The relationship between psychotherapy and literature is a strong and fruitful one, as anyone who has read Amy Bloom's fiction will attest. Lisa Gornick is a clinical psychologist whose first novel, A Private Sorcery (Algonquin, 384 pages, $23.95), also contains some powerful psychological profiling. A young Manhattan psychiatrist named Saul Dubinsky becomes addicted to drugs following a patient's suicide. Later implicated in a robbery scheme, he's jailed on criminal charges, leaving his wife and father to search their own psyches for the reasons Saul went bad. While Gornick's plot suffers from some implausibilities -- incuding a derailing subplot that sends the wife and father to Guatemala -- her sensitivity as she probes these characters' emotions is nothing short of exquisite.
If only one could say the same about Mary Robison, a longtime New Yorker short-story writer who weighs in this month with a new volume of 30 stories, all but four of them culled from three previous collections, titled Tell Me (Counterpoint, 240 pages, $14).
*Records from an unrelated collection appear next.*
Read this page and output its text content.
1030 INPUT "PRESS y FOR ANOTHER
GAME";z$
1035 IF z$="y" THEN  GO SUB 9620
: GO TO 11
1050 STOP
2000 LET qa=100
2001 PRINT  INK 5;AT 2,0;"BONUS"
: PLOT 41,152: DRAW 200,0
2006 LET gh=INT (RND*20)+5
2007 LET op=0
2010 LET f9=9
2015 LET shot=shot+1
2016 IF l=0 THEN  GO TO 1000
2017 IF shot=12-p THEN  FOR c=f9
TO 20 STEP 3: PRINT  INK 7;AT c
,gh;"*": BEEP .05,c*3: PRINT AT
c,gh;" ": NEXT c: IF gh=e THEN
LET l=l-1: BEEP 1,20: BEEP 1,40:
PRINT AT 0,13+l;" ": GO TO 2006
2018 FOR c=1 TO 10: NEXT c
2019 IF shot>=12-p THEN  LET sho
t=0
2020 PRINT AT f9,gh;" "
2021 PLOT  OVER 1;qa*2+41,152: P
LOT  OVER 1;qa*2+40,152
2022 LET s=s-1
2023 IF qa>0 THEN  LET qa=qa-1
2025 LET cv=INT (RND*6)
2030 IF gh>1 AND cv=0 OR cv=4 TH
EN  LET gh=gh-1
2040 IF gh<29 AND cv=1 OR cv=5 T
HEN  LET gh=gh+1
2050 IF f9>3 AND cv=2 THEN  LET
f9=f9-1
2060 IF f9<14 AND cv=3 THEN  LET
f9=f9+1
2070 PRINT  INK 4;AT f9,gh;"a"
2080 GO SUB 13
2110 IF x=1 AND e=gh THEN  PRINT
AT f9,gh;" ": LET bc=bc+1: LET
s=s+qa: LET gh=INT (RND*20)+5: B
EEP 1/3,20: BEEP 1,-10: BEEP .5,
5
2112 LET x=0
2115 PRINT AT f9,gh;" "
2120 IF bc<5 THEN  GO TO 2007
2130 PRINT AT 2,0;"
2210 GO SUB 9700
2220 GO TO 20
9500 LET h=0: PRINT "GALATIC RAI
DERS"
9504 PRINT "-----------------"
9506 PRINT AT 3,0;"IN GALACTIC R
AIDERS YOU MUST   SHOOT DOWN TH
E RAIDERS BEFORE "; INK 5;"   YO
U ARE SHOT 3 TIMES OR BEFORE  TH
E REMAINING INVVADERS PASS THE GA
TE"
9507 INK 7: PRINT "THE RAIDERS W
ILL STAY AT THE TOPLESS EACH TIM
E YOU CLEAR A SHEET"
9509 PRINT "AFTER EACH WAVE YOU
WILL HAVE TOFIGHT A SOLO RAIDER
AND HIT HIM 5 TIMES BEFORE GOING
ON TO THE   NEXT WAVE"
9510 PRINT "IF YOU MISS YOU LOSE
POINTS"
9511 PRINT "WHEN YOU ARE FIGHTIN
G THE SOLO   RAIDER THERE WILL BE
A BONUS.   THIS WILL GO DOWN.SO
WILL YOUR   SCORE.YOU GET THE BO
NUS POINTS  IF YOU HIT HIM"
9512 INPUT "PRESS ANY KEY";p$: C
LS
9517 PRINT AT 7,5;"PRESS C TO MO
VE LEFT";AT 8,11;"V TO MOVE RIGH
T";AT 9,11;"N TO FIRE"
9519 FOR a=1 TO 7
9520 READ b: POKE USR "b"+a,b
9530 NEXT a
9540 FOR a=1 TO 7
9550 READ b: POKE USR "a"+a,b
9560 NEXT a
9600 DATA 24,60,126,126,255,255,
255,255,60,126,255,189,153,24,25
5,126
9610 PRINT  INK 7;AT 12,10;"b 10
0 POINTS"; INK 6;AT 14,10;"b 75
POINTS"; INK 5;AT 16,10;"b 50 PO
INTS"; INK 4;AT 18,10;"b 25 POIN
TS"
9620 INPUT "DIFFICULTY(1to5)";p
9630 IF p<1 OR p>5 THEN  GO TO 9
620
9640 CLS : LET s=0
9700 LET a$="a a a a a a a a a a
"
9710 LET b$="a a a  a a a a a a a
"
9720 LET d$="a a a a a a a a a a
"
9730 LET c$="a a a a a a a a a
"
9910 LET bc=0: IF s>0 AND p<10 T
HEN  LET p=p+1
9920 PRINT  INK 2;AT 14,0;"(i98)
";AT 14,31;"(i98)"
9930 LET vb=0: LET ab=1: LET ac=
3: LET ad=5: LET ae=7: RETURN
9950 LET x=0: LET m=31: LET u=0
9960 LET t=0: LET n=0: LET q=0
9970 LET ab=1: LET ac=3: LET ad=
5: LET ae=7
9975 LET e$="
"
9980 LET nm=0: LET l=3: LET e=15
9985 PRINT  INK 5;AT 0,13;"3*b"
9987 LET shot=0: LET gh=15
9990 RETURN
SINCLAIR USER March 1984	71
Robison's characters have names like Bluey and Cake, and live in places like Terre Haute and Baltimore.
Less important than who or where they are, though, is Robison's habit of telling their flimsy stories as opaquely as possible, all the while hovering perilously on the brink of sense. Hers is the art of the non sequitur brought to a level of nearly Dadaist absurdity; it is a maddening kind of literary parsimoniousness posing as artistry.
Donna Rifkind is a former literary agent and magazine editor whose writing has been published by Commentary, the American Scholar, the New Criterion, The Wall Street Journal, the Times Literary Supplement, The Washington Post and The New York Times.